The University’s Bendable Electronics and Sensing Technologies (BEST) team plans to develop ultra-flexible, synthetic skin that mimics the behaviour of human skin, which has its own neurons that respond immediately to touch rather than having to relay the whole message to the brain.
Led by Prof Ravinder Dahiya the so-called neuPRINTSKIN (Neuromorphic Printed Tactile Skin) project is building on earlier e-skin research by developing electronic ‘thinking skin’ made from silicon based printed neural transistors and graphene.
Prof Dahiya said: “By adding a neural layer underneath the current tactile skin, neuPRINTSKIN will add significant new perspective to the e-skin research, and trigger transformations in several areas such as robotics, prosthetics, artificial intelligence, wearable systems, next-generation computing, and flexible and printed electronics.
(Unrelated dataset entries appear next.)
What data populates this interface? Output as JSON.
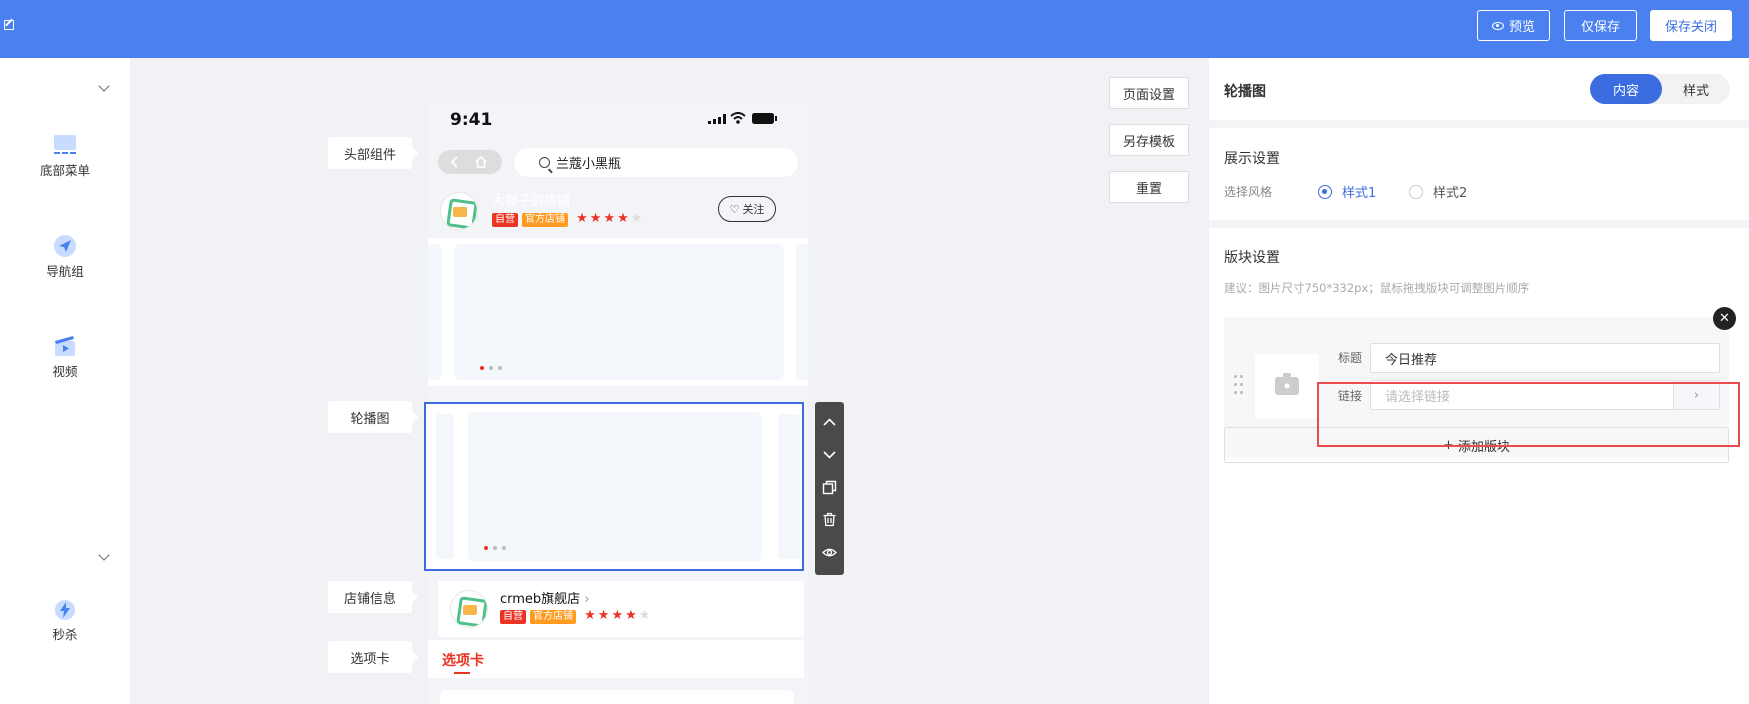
{
  "topbar": {
    "preview_label": "预览",
    "save_only_label": "仅保存",
    "save_close_label": "保存关闭"
  },
  "sidebar": {
    "items": [
      {
        "label": "底部菜单",
        "icon": "bottom-menu-icon"
      },
      {
        "label": "导航组",
        "icon": "navigation-icon"
      },
      {
        "label": "视频",
        "icon": "video-icon"
      },
      {
        "label": "秒杀",
        "icon": "flash-sale-icon"
      }
    ]
  },
  "canvas": {
    "labels": [
      "头部组件",
      "轮播图",
      "店铺信息",
      "选项卡"
    ],
    "buttons": [
      "页面设置",
      "另存模板",
      "重置"
    ]
  },
  "phone": {
    "time": "9:41",
    "search_text": "兰蔻小黑瓶",
    "store1_name": "大猴子的店铺",
    "store2_name": "crmeb旗舰店",
    "badge_self": "自营",
    "badge_official": "官方店铺",
    "follow_label": "关注",
    "tab_label": "选项卡",
    "store1_rating": 4,
    "store2_rating": 4,
    "rating_max": 5
  },
  "panel": {
    "title": "轮播图",
    "tab_content": "内容",
    "tab_style": "样式",
    "display_section": "展示设置",
    "style_label": "选择风格",
    "style_option1": "样式1",
    "style_option2": "样式2",
    "block_section": "版块设置",
    "hint": "建议：图片尺寸750*332px；鼠标拖拽版块可调整图片顺序",
    "title_label": "标题",
    "title_value": "今日推荐",
    "link_label": "链接",
    "link_placeholder": "请选择链接",
    "add_block_label": "添加版块"
  },
  "colors": {
    "topbar": "#4a80f0",
    "accent": "#3b6de0",
    "highlight": "#e84c4c",
    "brand_red": "#e93323"
  }
}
“Human skin is an incredibly complex system capable of detecting pressure, temperature and texture through an array of neural sensors that carry signals from the skin to the brain.
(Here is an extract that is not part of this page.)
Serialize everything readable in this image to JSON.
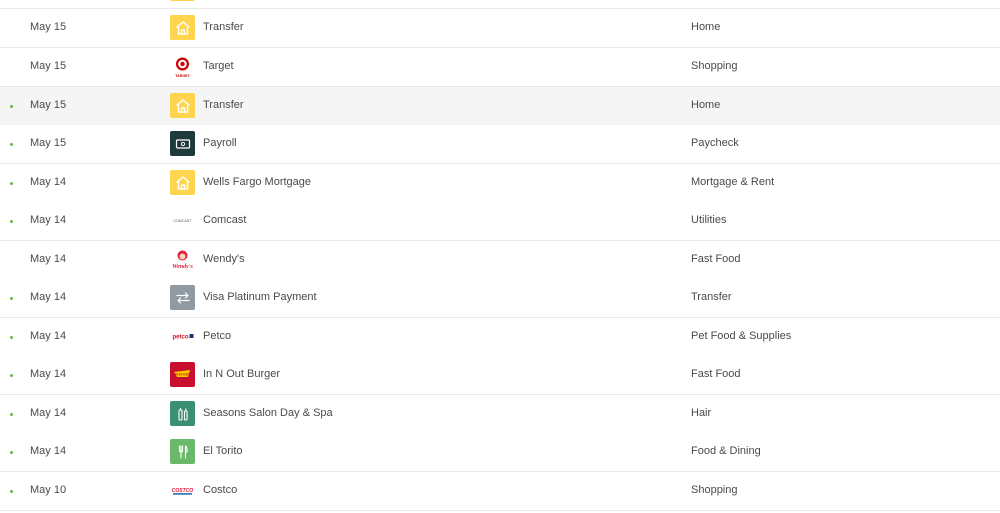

“Inspired by real skin, this project will harness the technological advances in electronic engineering to mimic some features of human skin, such as softness, bendability and now, also sense of touch. This skin will not just mimic the morphology of the skin but also its functionality.
He added that the development of smart skin will be critical for the development of autonomous robots and for safer human-robot interaction.